The group, which arrives in Rome tomorrow
and will stay until the 28th, hails from the
Orthodox Theological College of "Apostoliki
Diakonia."
The Vatican announced yesterday afternoon
that the historic visit is being orchestrated in
part by the Catholic Committee for Cultural
Collaboration and the Holy See’s Pontifical
Council for Promoting Christian Unity.
The group will be composed of 31 priests
and seminarians from theology faculty and related
disciplines at the University of Athens. It is
being headed by Bishop Agathangelos, who is
director general of the "Apostoliki Diakonia” as
well as representative of His Beatitude
Christodoulos, Archbishop of Athens and
Greece.
The group is scheduled for a Monday
audience with the Holy Father, as well as a visit
the Vatican’s Apostolic Library, home to the
famous Greek manuscript, the "Menologue of Basil
II.”
Likewise, they will visit the Monastery of
St.
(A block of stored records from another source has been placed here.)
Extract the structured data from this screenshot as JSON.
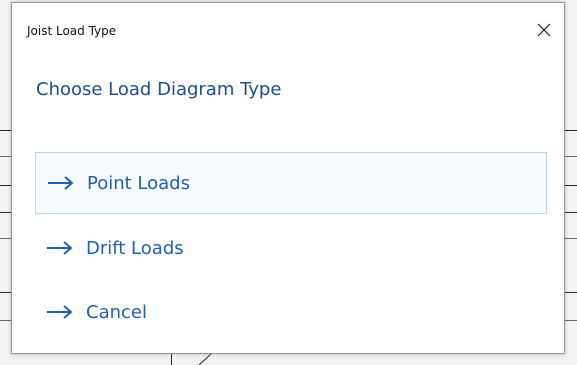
{
  "dialog": {
    "title": "Joist Load Type",
    "heading": "Choose Load Diagram Type",
    "close_icon": "close-icon",
    "options": [
      {
        "label": "Point Loads",
        "icon": "arrow-right-icon",
        "selected": true
      },
      {
        "label": "Drift Loads",
        "icon": "arrow-right-icon",
        "selected": false
      },
      {
        "label": "Cancel",
        "icon": "arrow-right-icon",
        "selected": false
      }
    ]
  },
  "colors": {
    "heading": "#1f4e8c",
    "option_text": "#1f60b0",
    "selected_bg": "#f7fbff",
    "selected_border": "#bcd7ee"
  }
}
Mary at Grottaferrata outside Rome, and the
city’s four major basilicas.
The group is also slated to meet priests
and seminarians from the diocese of Rome, who
spent five weeks last year studying in Athens and
striving for a better understanding of the
Orthodox faith. The trip was made at the behest of
the "Apostoliki Diakonia."
The Vatican noted that both the Orthodox
and Catholic groups are due to attend a liturgical
ceremony which will be held in the church of St.